Tip Pooling – Addressed in Federal Omnibus Bill

“Tip Pooling” Addressed in Federal Omnibus Bill:
Employers are Prohibited from Keeping Tips

March 27, 2018

Among the 2,232 pages of the omnibus bill signed into law by President Trump on March 23, 2018, is an amendment to the Fair Labor Standards Act (FLSA) making clear that employers are prohibited from keeping tips received by its employees.  The amendment states, “An employer may not keep tips received by its employees for any purposes, including allowing managers or supervisors to keep any portion of employees’ tips, regardless of whether or not the employer takes a tip credit.”

Background

The amendment addresses a concern raised by employees and workers’ advocacy groups following the Trump administration’s Notice of Proposed Rulemaking (NPRM) announced in December 2017 that would permit employers to pool tips in certain situations and to distribute them among traditionally non-tipped employees, including back-of-the-house employees like cooks and dishwashers, as well as – theoretically – managers and supervisors.  Tips could be pooled and distributed among non-tipped employees only when the employer does not claim a tip credit, or, in other words, pays all employees at least the full minimum wage.  This rule presently is “proposed,” and it is unknown when or if it will become final.  In light of the amendment included in the omnibus bill, the final rule will not permit managers or supervisors to participate in any tip pool.

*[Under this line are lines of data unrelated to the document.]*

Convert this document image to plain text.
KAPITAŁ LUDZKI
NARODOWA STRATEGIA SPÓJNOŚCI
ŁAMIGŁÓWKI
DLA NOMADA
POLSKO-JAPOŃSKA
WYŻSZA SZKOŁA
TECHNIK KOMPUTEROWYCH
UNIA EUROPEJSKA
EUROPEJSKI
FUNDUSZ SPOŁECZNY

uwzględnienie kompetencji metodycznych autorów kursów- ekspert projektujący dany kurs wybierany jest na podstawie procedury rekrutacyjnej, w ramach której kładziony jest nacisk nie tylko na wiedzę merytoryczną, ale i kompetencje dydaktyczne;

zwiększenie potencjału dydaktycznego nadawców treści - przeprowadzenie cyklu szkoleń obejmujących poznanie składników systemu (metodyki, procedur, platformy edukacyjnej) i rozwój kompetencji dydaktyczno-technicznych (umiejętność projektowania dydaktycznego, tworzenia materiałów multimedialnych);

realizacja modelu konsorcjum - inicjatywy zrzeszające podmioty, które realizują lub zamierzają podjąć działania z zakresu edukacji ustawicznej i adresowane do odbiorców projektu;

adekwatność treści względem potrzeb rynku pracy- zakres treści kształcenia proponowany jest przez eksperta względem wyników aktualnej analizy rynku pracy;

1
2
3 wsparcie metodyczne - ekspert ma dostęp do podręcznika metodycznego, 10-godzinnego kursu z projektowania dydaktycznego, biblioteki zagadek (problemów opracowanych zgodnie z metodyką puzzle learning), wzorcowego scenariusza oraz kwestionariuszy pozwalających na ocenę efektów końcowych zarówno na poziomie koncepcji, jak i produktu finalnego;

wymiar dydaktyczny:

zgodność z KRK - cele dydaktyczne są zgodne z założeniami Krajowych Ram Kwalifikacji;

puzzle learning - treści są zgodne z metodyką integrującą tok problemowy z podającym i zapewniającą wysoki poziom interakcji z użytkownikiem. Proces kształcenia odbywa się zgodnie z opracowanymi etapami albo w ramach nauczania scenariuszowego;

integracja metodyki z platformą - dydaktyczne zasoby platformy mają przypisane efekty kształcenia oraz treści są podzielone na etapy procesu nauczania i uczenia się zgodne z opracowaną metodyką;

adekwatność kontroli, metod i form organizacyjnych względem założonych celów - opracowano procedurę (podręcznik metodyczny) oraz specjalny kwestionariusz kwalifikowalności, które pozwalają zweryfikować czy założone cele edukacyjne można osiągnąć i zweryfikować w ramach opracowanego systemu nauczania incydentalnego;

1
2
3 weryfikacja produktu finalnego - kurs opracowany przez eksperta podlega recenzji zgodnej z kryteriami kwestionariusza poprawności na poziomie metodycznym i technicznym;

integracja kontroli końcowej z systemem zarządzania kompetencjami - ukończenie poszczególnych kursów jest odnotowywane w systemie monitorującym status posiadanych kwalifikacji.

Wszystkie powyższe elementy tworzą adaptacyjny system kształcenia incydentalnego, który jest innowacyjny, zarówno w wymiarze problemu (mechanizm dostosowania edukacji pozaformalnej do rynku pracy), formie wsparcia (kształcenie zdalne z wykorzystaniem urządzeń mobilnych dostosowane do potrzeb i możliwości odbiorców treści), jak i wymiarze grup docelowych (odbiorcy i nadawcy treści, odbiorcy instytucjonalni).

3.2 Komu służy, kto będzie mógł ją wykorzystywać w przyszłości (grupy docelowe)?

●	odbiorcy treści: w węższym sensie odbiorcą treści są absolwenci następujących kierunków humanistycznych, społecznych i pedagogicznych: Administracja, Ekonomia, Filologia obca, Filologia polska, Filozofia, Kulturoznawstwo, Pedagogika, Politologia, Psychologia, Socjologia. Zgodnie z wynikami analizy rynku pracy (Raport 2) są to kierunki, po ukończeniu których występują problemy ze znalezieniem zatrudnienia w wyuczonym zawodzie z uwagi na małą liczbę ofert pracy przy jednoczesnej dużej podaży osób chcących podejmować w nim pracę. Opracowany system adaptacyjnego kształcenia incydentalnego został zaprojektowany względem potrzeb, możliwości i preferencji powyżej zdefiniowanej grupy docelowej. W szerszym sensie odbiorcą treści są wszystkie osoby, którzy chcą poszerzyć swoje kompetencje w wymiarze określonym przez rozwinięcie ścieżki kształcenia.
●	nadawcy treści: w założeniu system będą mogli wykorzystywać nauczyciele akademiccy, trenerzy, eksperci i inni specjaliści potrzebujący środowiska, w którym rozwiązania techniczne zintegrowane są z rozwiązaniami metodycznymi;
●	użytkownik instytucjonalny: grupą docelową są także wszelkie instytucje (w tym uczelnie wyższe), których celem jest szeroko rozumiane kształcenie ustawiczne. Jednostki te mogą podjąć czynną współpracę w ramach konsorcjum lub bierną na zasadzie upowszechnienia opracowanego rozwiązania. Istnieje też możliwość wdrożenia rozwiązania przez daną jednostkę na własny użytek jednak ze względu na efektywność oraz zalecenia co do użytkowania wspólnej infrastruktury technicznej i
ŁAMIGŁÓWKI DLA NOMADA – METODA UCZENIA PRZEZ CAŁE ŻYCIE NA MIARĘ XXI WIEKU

The December 2017 NPRM was in response to an Obama-era “final rule” implemented in 2011 that prohibited employers from pooling and distributing tips among non-tipped employees even when the tipped employees were receiving the full minimum wage and the employer was not claiming a tip credit.  Litigation regarding the validity of the final rule has resulted in inconsistent appellate court rulings.

What Employers Should Know Now

The FLSA has long permitted tip pooling among employees “who customarily and regularly receive tips,” such as servers, bartenders, and bussers, even when the employer claims a tip credit.  The amendment leaves intact the language of the FLSA permitting this practice.

The NPRM is not yet in effect.  Despite some media reports to the contrary, the amendment does not authorize employers to pool and distribute tips among non-tipped employees.  Should the NPRM become a final rule, employers will need to evaluate whether any pool participants are the types of “managers” or “supervisors” prohibited by the amendment from keeping tips.  It remains to be seen whether employees who exercise a limited degree to supervisory authority while simultaneously bartending or serving food could be included in a tip pool.

Employers who claim the tip credit must provide notice of taking the tip credit to affected employees.  In states, such as Florida, where the state law minimum wage increases every year, this means employers taking a tip credit must generally update their tip credit notices at the beginning of the year to reflect this increase.

Employers should review their tip credit and tip pooling practices to ensure compliance with the FLSA.  This assessment should include not only an analysis of payroll records and tip-sharing practices, but a review of on-boarding documents for tipped employees (which should include the initial tip credit notice to the employee) as well as DOL-mandated postings in the workplace pertaining to the FLSA.